I'd like to see a citation to some published research on this, or even a link to any such info on an ART clinic's website. I'm quite familiar with the literature in this field, and have never heard anything whatsoever to that effect. I also know that ART clinics bend over backwards to protect themselves from liability by warning patients about even the most remote risks associated with any procedures they are considering, and again, I've never heard of any warnings being given re complications from donor embryos, besides the same warnings that go along with all IVF procedures including transfer of embryos that are genetically the patient's.
She says that the reason the research has not been done is because the two populations of women (using donor eggs v. one's own eggs) undergoing procedures are are quite different in age and the nature of their complications. The women using donor eggs are usually older with other reasons for having difficulty with the pregnancy taking. In those cases where problems are expected (such as with ICSI), immunosuppression drugs are used complicating things yet further.
In other words, the research has not been done, because there is no phenomenon needing an explanation. Older women who use their own eggs also have a higher rate of complications. It has nothing to do with whether the eggs are their own or somebody else's (the only difference is their miscarriage rate is much LOWER with donor eggs/embryos, since their own eggs have a lot of genetic abnormalities that cause embryos not to be viable); it has to do with the higher incidence in older women of high blood pressure, diabetes and other known complicating factors (which likewise complicate pregnancies in younger women who have the same factors).
In addition, there are quite a lot of younger women using both donor eggs and donor embryos -- some due to premature ovarian failure (which is not associated with pregnancy complications, just with trouble getting pregnant), and some because their husbands are infertile (often couples in this situation decide that they'd rather have baby genetically related to neither of them, than a baby genetically related to one parent but not the other). To summarize, there is NO additional risk of pregnancy complications associated with using donor eggs or donor embryos.
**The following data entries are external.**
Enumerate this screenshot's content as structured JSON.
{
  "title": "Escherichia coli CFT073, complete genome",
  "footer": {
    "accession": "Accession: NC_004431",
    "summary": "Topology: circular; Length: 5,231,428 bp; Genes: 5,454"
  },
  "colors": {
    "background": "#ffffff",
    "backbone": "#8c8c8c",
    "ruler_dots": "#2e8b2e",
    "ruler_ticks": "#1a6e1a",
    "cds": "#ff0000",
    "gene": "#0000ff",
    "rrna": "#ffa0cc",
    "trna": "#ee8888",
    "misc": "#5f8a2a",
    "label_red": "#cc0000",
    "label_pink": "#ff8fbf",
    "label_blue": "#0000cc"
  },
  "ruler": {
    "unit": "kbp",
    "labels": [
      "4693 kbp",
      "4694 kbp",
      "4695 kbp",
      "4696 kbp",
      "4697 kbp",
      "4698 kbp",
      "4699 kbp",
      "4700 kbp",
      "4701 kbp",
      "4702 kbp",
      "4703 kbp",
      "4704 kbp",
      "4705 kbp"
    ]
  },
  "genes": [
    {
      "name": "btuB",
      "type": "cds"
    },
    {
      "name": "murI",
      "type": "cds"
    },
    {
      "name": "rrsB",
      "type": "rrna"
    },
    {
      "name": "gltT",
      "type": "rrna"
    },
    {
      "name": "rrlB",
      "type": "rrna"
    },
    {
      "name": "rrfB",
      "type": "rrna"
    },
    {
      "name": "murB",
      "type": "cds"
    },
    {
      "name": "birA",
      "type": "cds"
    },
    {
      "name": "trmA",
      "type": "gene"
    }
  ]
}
As for your comment about "cases where problems are expected, such as ICSI", I don't know what you're referring to. ICSI is used only when problems with initial fertilization are expected, not complications of an established pregnancy. ICSI stands for intra-cytoplasmic sperm injection, and is done when there is a problem with the man's sperm morphology, or where the couple has a history of low fertilization rate (and may not be clear whether the cause is male and/or female related), and increasingly, is done routinely in older women, since research has found that the outer layer of older eggs is more difficult for sperm to penetrate. I've never seen a hint of suggestion that ICSI pregnancies, once established, have a higher complication rate than than other pregnancies in which other factors are the same. There is a very slightly elevated incidence of urogenital tract abnormalities in babies born from ICSI procedures, but this is believed to be related to milder, often undetectable genetic problems with the father, which account for the abnormalities with the father's sperm and thus the need for ICSI. The studies that have shown this pre-date the fairly recent trend in routine ICSI for older women.
As for immunosuppressive drugs, those are quite commonly used in women who are using their own eggs, and used in women of all ages. Some women have an immune system problem which causes their bodies to reject the embryo (which is usually from their own egg) as a foreign object. Most of these women have a history of repeated miscarriage of pregnancies using their own eggs, with no other factor to explain it. Again, no difference whatsoever in complication rates for pregnancies using their own eggs or donor eggs/embryos.